Untuk pengembangan penelitian selanjutnya bagaimana?

Kita akan terus kembangkan, Penelitian saya terkait hal ini sudah jauh. Sekarang itu semakin canggih dan sekarang sudah sampai di nanopartikel. Saat ini, kita telah mengembangkan bentuk nano yaitu elektroda Nano Graphene Oksida (Go) dan Titanium Oksida (TiO2) yang banyak digunakan dalam berbagai aplikasi, termasuk baterai, superkapasitor, dan sensor elektrokimia Elektroda nano ini memiliki limit deteksi yang sangat rendah, sensitivitasnya juga lebih baik.
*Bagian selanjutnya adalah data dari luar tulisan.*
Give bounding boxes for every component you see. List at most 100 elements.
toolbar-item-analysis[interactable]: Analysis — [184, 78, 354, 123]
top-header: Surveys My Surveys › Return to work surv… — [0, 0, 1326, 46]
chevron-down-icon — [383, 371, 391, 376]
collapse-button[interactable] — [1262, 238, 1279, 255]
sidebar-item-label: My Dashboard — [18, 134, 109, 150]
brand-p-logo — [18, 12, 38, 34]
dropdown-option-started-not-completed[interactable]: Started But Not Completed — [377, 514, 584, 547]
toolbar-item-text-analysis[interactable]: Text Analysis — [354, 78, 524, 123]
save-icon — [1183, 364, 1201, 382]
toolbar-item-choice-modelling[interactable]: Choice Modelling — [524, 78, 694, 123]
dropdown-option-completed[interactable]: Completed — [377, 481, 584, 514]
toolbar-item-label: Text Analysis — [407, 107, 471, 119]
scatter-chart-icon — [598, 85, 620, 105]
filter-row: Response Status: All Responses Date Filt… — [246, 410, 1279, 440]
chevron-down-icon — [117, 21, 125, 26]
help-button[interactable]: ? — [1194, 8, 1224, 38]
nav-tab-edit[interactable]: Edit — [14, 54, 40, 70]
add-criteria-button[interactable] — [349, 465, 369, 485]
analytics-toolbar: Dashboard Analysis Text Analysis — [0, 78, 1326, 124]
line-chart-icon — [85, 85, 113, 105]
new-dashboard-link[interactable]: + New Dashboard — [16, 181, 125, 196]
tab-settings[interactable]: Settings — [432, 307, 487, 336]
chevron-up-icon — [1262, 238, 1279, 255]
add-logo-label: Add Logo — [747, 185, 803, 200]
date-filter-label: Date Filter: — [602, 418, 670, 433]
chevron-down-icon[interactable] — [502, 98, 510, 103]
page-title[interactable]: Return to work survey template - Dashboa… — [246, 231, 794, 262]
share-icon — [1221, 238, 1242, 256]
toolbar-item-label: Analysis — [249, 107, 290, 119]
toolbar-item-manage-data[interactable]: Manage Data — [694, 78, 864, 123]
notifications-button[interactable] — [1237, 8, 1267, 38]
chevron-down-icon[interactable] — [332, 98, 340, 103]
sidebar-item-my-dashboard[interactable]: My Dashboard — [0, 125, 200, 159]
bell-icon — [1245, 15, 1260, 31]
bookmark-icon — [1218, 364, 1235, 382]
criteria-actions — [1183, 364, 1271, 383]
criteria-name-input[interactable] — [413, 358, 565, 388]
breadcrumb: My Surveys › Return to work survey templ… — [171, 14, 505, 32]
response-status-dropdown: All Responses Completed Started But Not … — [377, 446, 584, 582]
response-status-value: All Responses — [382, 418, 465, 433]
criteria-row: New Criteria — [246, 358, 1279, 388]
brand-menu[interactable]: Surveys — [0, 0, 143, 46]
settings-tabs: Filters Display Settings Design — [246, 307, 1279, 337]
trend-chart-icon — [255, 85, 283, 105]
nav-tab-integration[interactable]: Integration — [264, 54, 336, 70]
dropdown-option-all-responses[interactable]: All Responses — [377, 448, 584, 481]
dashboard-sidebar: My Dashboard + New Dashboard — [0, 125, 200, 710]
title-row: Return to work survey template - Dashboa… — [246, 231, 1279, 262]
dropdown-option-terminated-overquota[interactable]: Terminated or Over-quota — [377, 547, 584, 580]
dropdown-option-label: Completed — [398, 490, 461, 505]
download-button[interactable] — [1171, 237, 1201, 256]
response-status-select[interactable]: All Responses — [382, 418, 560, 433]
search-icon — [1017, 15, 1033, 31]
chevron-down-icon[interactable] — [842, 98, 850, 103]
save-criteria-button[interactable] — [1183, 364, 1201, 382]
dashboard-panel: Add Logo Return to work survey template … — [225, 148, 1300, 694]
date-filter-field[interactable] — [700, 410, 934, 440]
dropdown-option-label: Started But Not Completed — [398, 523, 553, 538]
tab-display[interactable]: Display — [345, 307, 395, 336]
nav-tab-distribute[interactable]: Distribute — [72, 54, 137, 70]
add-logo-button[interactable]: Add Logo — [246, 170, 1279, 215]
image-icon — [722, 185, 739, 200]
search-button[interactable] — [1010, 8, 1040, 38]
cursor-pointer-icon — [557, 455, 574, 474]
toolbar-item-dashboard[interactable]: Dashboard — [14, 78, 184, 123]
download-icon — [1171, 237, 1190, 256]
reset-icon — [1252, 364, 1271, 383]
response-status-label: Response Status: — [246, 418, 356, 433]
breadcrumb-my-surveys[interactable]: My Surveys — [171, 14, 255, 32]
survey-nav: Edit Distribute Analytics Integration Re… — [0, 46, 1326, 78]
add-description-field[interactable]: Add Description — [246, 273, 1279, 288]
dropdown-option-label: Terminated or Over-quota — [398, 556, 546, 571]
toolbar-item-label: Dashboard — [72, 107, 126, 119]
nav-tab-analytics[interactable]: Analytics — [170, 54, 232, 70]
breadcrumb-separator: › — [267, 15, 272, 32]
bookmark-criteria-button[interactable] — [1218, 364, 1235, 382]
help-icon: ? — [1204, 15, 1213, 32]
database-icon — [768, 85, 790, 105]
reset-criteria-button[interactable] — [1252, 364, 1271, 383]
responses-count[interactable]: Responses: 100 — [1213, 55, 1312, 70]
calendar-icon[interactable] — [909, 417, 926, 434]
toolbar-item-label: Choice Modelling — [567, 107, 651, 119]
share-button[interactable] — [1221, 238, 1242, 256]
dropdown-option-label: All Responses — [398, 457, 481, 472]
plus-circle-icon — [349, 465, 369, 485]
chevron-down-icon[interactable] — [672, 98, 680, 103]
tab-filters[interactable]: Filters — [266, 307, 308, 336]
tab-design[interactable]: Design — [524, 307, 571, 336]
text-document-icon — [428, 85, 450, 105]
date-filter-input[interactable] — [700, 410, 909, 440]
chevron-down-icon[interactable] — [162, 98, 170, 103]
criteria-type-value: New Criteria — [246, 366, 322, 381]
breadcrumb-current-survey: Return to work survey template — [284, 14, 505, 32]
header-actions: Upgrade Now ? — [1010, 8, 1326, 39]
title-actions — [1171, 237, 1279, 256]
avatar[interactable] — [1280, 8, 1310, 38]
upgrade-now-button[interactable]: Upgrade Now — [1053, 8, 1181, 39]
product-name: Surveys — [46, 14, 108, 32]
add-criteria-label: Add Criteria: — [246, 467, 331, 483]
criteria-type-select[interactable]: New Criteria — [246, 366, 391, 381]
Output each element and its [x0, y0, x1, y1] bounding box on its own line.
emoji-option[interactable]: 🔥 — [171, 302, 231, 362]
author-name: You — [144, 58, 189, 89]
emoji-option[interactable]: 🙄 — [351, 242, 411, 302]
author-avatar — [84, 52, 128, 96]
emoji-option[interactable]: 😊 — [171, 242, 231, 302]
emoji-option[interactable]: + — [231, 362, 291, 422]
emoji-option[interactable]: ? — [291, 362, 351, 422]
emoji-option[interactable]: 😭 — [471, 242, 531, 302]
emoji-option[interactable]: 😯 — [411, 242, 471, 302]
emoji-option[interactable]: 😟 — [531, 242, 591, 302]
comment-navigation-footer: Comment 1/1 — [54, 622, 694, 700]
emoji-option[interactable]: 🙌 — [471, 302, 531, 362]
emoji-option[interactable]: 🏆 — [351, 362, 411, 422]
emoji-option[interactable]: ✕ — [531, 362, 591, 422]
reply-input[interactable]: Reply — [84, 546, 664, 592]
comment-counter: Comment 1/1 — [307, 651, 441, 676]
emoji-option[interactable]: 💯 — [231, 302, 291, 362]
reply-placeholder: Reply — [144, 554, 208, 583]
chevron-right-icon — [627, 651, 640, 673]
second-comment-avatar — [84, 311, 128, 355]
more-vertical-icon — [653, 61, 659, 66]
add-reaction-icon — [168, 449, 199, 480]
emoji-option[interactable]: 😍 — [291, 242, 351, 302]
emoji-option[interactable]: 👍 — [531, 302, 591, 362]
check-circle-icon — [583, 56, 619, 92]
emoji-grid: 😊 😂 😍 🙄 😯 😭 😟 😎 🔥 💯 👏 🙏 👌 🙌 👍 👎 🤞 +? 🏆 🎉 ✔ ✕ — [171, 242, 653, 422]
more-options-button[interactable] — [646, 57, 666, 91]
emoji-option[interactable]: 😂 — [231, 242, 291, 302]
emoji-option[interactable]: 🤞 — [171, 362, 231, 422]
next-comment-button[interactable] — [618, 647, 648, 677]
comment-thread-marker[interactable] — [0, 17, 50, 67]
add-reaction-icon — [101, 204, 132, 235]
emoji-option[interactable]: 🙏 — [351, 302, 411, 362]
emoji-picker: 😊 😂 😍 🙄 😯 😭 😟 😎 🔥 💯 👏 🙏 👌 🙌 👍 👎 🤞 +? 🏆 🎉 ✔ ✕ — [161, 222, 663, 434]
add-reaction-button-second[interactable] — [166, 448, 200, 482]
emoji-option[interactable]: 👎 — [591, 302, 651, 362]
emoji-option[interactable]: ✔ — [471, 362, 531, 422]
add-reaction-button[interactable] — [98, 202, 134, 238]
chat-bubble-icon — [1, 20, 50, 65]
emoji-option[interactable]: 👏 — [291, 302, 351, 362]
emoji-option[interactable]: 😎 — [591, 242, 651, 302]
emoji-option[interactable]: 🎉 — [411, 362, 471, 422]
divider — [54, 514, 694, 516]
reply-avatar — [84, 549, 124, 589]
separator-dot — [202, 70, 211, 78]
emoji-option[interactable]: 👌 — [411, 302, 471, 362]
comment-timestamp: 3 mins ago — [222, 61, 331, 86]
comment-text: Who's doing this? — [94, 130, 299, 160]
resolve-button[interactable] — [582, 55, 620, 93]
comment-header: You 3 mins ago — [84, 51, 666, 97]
Jika diterapkan di berbagai zat nantinya akan bisa mendeteksi kandungan zat, meskipun sangat kecil jumlahnya akan tetap terdeteksi.

Apakah sudah diproduksi secara massal?

Ini menjadi harapan ke depan. Jika ada pabrik yang bekerja sama kita akan bisa memfasilitasi sehingga ke depan elektroda bisa diproduksi secara luas. Selama ini, banyak yang tidak faham bahwa elektrodang buatan Jerman itu masih kurang secara kinerjanya, dan terbukti ketika saya mencoba membuat elektroda sendiri hasilnya jauh lebih efektif daripada elektroda buatan Jerman. Melalui penelitian yang saya lakukan dan publikasi yang telah saya optimalkan, harapannya ada stakeholder seperti pabrik yang tertarik memproduksi ini. Harapannya, Indonesia tidak lagi impor elektroda dari Jerman.

Harapan terkait pengembangan ilmu elektroda untuk seluruh dunia?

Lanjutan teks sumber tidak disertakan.